Important: Firebolt Snapshots
tl snapshots video always requires --channel. Without it, the query scans 7.4 billion rows and times out. Always provide the channel ID.
Examples
"Show me my sold sponsorships this quarter":
tl deals list purchase-date-start:2026-01-01 --json
"What channels does Nike sponsor?":
tl brands history Nike --json
"Compare view curves for two videos":
tl snapshots video abc123 --channel 456 --json
tl snapshots video def789 --channel 456 --json
"Run my Q1 pipeline report":
tl reports --json
tl reports run 42 --json
"Find Cooking channels with US-heavy mobile audiences":
tl recommender top-channels "Cooking" msn:yes --limit 100 --json \
| jq -r '.results[].channel_id' \
| paste -sd, - \
| xargs -I {} tl db pg "SELECT id, channel_name, total_views, demographic_usa_share
FROM thoughtleaders_channel
WHERE id IN ({})
AND demographic_device_primary = 'mobile'
AND demographic_usa_share >= 50
ORDER BY total_views DESC
LIMIT 50 OFFSET 0" --json
"Show sold sponsorships targeting mobile US audiences":
tl sponsorships list status:sold primary-device:mobile min-us-share:60 --json
"Find channels similar to one I know" (similarity recommender, 25 credits per call):
tl channels similar 29834 --limit 10
tl channels similar "Tremending girls" --limit 5
tl channels similar 29834 min-score:0.85 --limit 20
tl channels similar 29834 msn:both min-score:0.4 --limit 30
tl channels similar 29834 msn:no --limit 30
tl channels similar 29834 tpp:yes --limit 30
tl channels similar 29834 min-subs:1000000 exclude:477487 --limit 15
Both tl channels show and tl channels similar accept either a numeric channel ID or a channel name. Name arguments are case-insensitive partial matches; if more than one active channel matches, the command prints a candidates table (channel_id, subscribers, name) and exits 1 so you can retry with a specific ID. The msn filter on similar is tri-state: yes (only MSN channels — the default), no (only non-MSN channels), both (no MSN filter). tl channels look-alike is a hidden alias for similar that matches the internal "look-alike channels" terminology.

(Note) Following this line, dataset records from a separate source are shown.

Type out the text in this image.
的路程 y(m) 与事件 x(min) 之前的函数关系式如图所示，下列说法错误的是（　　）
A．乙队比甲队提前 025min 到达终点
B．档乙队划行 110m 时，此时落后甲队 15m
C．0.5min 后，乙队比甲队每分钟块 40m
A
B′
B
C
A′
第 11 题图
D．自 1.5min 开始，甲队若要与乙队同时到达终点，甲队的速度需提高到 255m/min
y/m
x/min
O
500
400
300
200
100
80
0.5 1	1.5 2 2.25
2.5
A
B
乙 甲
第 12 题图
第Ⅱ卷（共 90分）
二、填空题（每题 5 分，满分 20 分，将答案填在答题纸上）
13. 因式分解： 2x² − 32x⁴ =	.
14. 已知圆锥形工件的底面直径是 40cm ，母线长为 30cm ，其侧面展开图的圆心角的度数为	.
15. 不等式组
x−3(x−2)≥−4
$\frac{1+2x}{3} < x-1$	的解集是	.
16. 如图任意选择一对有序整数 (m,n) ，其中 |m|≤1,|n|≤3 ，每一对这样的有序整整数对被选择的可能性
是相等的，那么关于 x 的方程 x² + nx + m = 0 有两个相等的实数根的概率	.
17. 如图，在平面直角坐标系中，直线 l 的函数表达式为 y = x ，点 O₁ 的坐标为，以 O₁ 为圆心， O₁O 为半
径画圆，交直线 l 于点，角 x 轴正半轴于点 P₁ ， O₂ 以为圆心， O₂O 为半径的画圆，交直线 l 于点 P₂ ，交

"Browse the recommender" (categories, demographics, formats — tl recommender tags is free):
tl recommender tags
tl recommender tags cooking
tl recommender top-channels "Cooking" msn:yes --limit 50
tl recommender top-profiles "Cooking" --limit 30
tl recommender top-brands "USA share" mbn:yes --limit 30
tl recommender top-channels "Tech" exclude-for-profile:842
tl recommender inspect-channel 29834
tl recommender inspect-brand Nike
tl recommender similar-to-profile 842 --limit 30
Use tl recommender top for category/topic discovery (it's ranked) and tl channels similar / tl brands similar for 1:1 lookalike searches.